Endocannabinoids (eCBs) mediate their effects through actions on several receptors, including the cannabinoid receptors CB1R and CB2R. The role played by eCBs in the development of locomotor systems is not fully understood. In this study, we investigated the roles of the eCB system in zebrafish development by pharmacologically inhibiting CB1R and CB2R (with AM251 and AM630, respectively) in either the first or second day of development. We examined the morphology of motor neurons and we determined neuromuscular outputs by quantifying the amount of swimming in 5 days post-fertilization larvae. Blocking CB2R during the first day of development resulted in gross morphological deficits and reductions in heart rate that were greater than those following treatment with the CB1R blocker AM251. Blocking CB1Rs from 0 to 24 h post-fertilization resulted in an increase in the number of secondary and tertiary branches of primary motor neurons, whereas blocking CB2Rs had the opposite effect.
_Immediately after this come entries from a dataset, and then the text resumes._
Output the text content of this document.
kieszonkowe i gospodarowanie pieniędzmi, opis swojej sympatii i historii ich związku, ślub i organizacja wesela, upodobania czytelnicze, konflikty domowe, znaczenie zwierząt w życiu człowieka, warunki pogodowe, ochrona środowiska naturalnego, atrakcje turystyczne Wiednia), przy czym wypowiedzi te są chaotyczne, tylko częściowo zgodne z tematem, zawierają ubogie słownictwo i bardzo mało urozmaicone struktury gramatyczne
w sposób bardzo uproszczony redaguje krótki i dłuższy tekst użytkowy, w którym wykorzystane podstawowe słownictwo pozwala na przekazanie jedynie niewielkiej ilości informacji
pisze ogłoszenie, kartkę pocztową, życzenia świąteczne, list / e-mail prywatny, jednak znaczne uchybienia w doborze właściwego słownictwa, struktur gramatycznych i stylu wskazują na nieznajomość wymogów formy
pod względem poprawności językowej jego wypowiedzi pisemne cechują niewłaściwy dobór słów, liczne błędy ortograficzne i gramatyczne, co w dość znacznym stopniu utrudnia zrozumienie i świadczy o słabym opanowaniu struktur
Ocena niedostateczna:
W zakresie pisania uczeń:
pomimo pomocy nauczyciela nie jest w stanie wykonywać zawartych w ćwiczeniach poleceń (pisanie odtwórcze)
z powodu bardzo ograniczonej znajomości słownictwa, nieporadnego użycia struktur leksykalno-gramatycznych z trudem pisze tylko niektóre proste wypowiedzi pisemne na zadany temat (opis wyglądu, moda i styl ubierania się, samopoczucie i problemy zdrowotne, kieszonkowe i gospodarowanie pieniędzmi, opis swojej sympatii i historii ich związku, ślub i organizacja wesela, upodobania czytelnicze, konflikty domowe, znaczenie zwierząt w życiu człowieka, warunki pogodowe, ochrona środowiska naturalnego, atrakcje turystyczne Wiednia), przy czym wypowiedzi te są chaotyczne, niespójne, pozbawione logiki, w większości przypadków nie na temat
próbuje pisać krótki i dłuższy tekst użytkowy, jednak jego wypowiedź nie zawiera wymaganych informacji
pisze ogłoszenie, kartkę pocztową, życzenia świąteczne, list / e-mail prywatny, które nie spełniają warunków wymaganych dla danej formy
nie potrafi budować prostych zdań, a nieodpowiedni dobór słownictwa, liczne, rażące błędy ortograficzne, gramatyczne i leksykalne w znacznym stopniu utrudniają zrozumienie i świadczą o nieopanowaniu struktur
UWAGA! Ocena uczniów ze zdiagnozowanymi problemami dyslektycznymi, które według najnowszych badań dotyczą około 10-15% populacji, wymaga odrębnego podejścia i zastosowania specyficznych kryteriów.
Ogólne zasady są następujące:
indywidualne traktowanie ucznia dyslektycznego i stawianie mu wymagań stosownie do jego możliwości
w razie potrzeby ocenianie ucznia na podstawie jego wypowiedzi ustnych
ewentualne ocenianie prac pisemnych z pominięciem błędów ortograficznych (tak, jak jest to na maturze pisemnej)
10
Both treatments manifested in reduced levels of swimming. Additionally, blocking CB1Rs resulted in greater instances of non-inflated and partially inflated swim bladders compared with AM630 treatment, suggesting that at least some of the deficits in locomotion may result from an inability to adjust buoyancy. Together, these findings indicate that the eCB system is pivotal to the development of the locomotor system in zebrafish, and that perturbations of the eCB system early in life may have detrimental effects.